In a recent NY Times article that I blogged on, Dan Clancy, the engineering director for Google book search, is cited as saying “every month users view at least 10 pages of more than half of the one million out-of-copyright books that Google has scanned into its servers.” Remarkably, this classic long tail description of Google Books seems not to have been noticed by anyone — I’ve searched in Google (web and blogs) for various word combinations in the quote combined with “Dan Clancy,” and have found nothing at all except the original NYT article.
The long tail idea, which was first described by Chris Anderson in 2004, is that when a very large number of users are given a very large number of items to choose from, especially in an online environment with virtually unlimited “shelf space” and easy access, a very wide variety of items will be chosen. Anderson proposed the idea especially to describe commercial sites such as Amazon and Netflix, but it has also been seen as a good fit for libraries, and especially online library/book sources, such as Google Books.
So — Yes — There has been discussion of Google Books and the long tail.
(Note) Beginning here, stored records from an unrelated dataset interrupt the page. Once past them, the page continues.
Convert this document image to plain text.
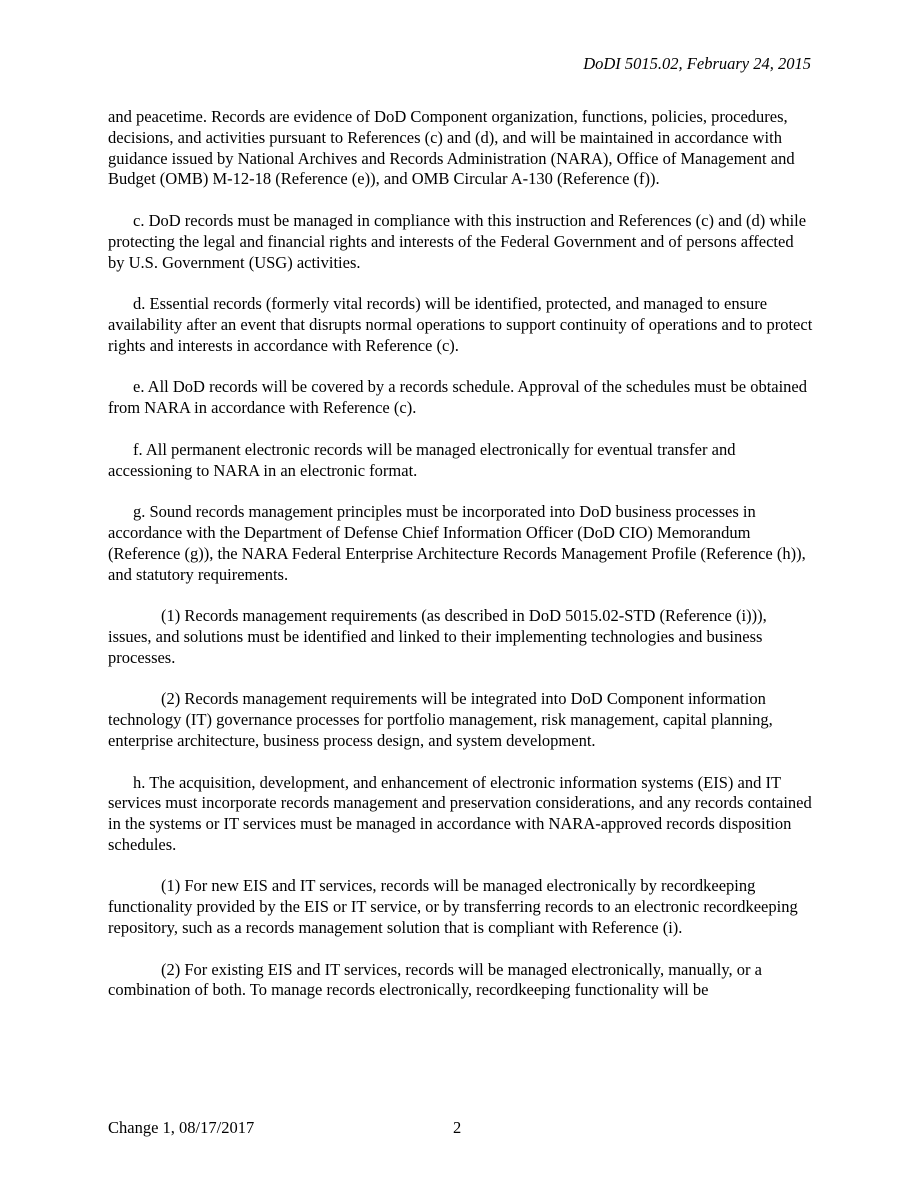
DoDI 5015.02, February 24, 2015

and peacetime. Records are evidence of DoD Component organization, functions, policies, procedures, decisions, and activities pursuant to References (c) and (d), and will be maintained in accordance with guidance issued by National Archives and Records Administration (NARA), Office of Management and Budget (OMB) M-12-18 (Reference (e)), and OMB Circular A-130 (Reference (f)).

c. DoD records must be managed in compliance with this instruction and References (c) and (d) while protecting the legal and financial rights and interests of the Federal Government and of persons affected by U.S. Government (USG) activities.

d. Essential records (formerly vital records) will be identified, protected, and managed to ensure availability after an event that disrupts normal operations to support continuity of operations and to protect rights and interests in accordance with Reference (c).

e. All DoD records will be covered by a records schedule. Approval of the schedules must be obtained from NARA in accordance with Reference (c).

f. All permanent electronic records will be managed electronically for eventual transfer and accessioning to NARA in an electronic format.

g. Sound records management principles must be incorporated into DoD business processes in accordance with the Department of Defense Chief Information Officer (DoD CIO) Memorandum (Reference (g)), the NARA Federal Enterprise Architecture Records Management Profile (Reference (h)), and statutory requirements.

(1) Records management requirements (as described in DoD 5015.02-STD (Reference (i))), issues, and solutions must be identified and linked to their implementing technologies and business processes.

(2) Records management requirements will be integrated into DoD Component information technology (IT) governance processes for portfolio management, risk management, capital planning, enterprise architecture, business process design, and system development.

h. The acquisition, development, and enhancement of electronic information systems (EIS) and IT services must incorporate records management and preservation considerations, and any records contained in the systems or IT services must be managed in accordance with NARA-approved records disposition schedules.

(1) For new EIS and IT services, records will be managed electronically by recordkeeping functionality provided by the EIS or IT service, or by transferring records to an electronic recordkeeping repository, such as a records management solution that is compliant with Reference (i).

(2) For existing EIS and IT services, records will be managed electronically, manually, or a combination of both. To manage records electronically, recordkeeping functionality will be

Change 1, 08/17/2017	2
For the most part, though, this has been on a conceptual, non-numeric level. The statement by Clancy is valuable because it’s the first time there have been actual numbers provided by Google sources to back up the conceptual ideas. And, indeed, striking numbers they are — every month, half of the out-of-copyright books — i.e. old books — in Google Books are getting significant use. The long tail will certainly be even longer when newer books are made available after the October 2008 settlement goes into effect.
The best numeric data that I’ve found on Google Books and the long tail is given in an article by Tim O’Reilly in 2006, which compares sales of O’Reilly Media book titles, as reported by Nielsen Bookscan, with page views from Google Books. As the graph (at left) from that article shows, the Google Books page views (in red) have a very long, almost flat, tail, in contrast with the relatively short tail for actual sales of book titles (in blue). Incidentally, the graph shown here has a bad link in the O’Reilly article, so all that displays is the file name; I did some digging on the O’Reilly site to find it here. (Feb 11: Bad link for this image and others in O’Reilly article are fixed, after I noted them in a comment.)
The closest thing I have found to other long tail numeric data relating to online books is reported in a 2006 article by Jason Epstein:
According to Mark Sandler of the University of Michigan Library, in an essay in Libraries and Google, an experiment by the library involving the digitization of 10,000 “low use” monographs offered on the Web produced “between 500,000 and one million hits per month.”
I suspect the realization of the “power of the long tail” shown in this experiment contributed to the University of Michigan opting to be one of the original library partners in the Google Books project.